Marquel Lee joined the Raiders last year as a fifth-round selection in the 2017 NFL Draft, and showed some potential throughout his rookie season. At a position the team didn't necessarily have a lot of depth at, along with fellow rookie Nicholas Morrow, Lee was thrown into the mix immediately. He appeared in 13 games, started in six of them, and finished the season with 22 tackles.
I don't think we need to dive too deeply into why last year didn't work out for the Silver and Black, but it's worth mentioning the change at defensive coordinator certainly didn't benefit the defense, especially the younger players. For a rookie trying to navigate his way through his first NFL season, transitioning from college to the pros can be challenging enough, but the personnel changes would cause anyone to be thrown for a loop.
Regardless of the confusing haze Lee and most of the team found themselves in last year, he's now starting to feel comfortable as he gets ready to embark on his second NFL season. That feeling of comfort is a product of a system that fits his style, a group of veterans that he's grown with during the offseason, and a role he's finally grasping.
"I know my role in the game, and with this defense," Lee said after practice Monday. "So just trying to play to it, and do the best I can at that. Day in and day out."
He elaborated on what his role exactly is with this team:
"Hammer guy, energetic guy, that run-stopper, base [defender], and everything, and just getting our defense together, like, being the MIKE linebacker."
The Raiders roster had an average age of 26.9 years last season, which is why the team made it a priority this offseason to go out and acquire veteran, experienced talent. With additions like cornerback Leon Hall, linebacker Tahir Whitehead, and running back Doug Martin, the team added a wealth of knowledge to the roster, knowledge that Lee and the younger players are benefitting from.
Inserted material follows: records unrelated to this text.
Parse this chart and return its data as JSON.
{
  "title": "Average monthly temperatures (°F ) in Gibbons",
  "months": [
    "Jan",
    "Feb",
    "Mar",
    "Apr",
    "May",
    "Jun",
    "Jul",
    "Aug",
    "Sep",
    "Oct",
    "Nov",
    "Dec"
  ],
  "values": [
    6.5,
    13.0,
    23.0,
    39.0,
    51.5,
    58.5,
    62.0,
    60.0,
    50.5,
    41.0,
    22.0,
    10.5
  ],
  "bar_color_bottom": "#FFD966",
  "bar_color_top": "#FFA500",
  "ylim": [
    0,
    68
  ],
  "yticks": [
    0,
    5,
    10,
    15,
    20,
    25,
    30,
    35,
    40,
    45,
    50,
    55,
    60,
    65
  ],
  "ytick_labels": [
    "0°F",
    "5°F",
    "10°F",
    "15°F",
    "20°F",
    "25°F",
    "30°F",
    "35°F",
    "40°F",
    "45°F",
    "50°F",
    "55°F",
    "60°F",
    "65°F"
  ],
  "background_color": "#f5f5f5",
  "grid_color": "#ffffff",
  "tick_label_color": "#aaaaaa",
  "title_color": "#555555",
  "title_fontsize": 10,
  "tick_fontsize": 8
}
"It's been great, to be honest," Lee said when asked what it's been like working with the veterans. "We have three guys that [we] really can look to as young players, with [linebackers] Derek [Johnson], Tahir [Whitehead], and Emmanuel Lamur. So, those three guys, that combination, you can pick from them and get what you need from each guy, so it's been a great help."
The wisdom Johnson, Whitehead, and Lamur shared with Lee seems to be working, considering No. 55 had a strong performance against the Detroit Lions Friday. Lee finished as the team's second-leading tackler behind fellow linebacker Kyle Wilber. The former Wake Forest Demon Deacon demonstrated great instincts on his six tackles, and his performance caught the attention of his head coach.
"There is a guy that really stepped up," Jon Gruden stated Monday. "He had a great game. He's physical. I think he's more and more of a complete linebacker. He's getting more comfortable in pass coverage. I think he's a presence in the middle of our defense right now. It's something that is not going unnoticed with his teammates and coaches."
Lee is still only 22 years of age, and he's got a lot of time to develop. Defensive Coordinator Paul Guenther is not only known for his scheme, but his ability to help young linebackers to mature, and grow as players. His system is something Lee believes he can flourish in, and having players like Lamur who've known the system for years now are helping him excel in the classroom, and on the field.
"I feel like we've had a chance to grow as a core together, going through offseason workouts, and then summer workouts, and then into training camp," Lee said in reference to working with his running mates. "Just being around each other all the time and stuff, grow as a core, we have each others backs out there. Also having Emmanuel, he's been in the system for a long time, since he came out of college. He's a great help, like, he knows the ins and outs, and if we have a question we go to him — or any of the guys — but Emmanuel for sure knows the ins and outs of this defense."
As time goes on, Lee and Co., will continue to build chemistry and improve on the foundation they're establishing here in camp. With a vote of confidence from his coaches, and peers, Lee is confident he can make a bigger impact in 2018.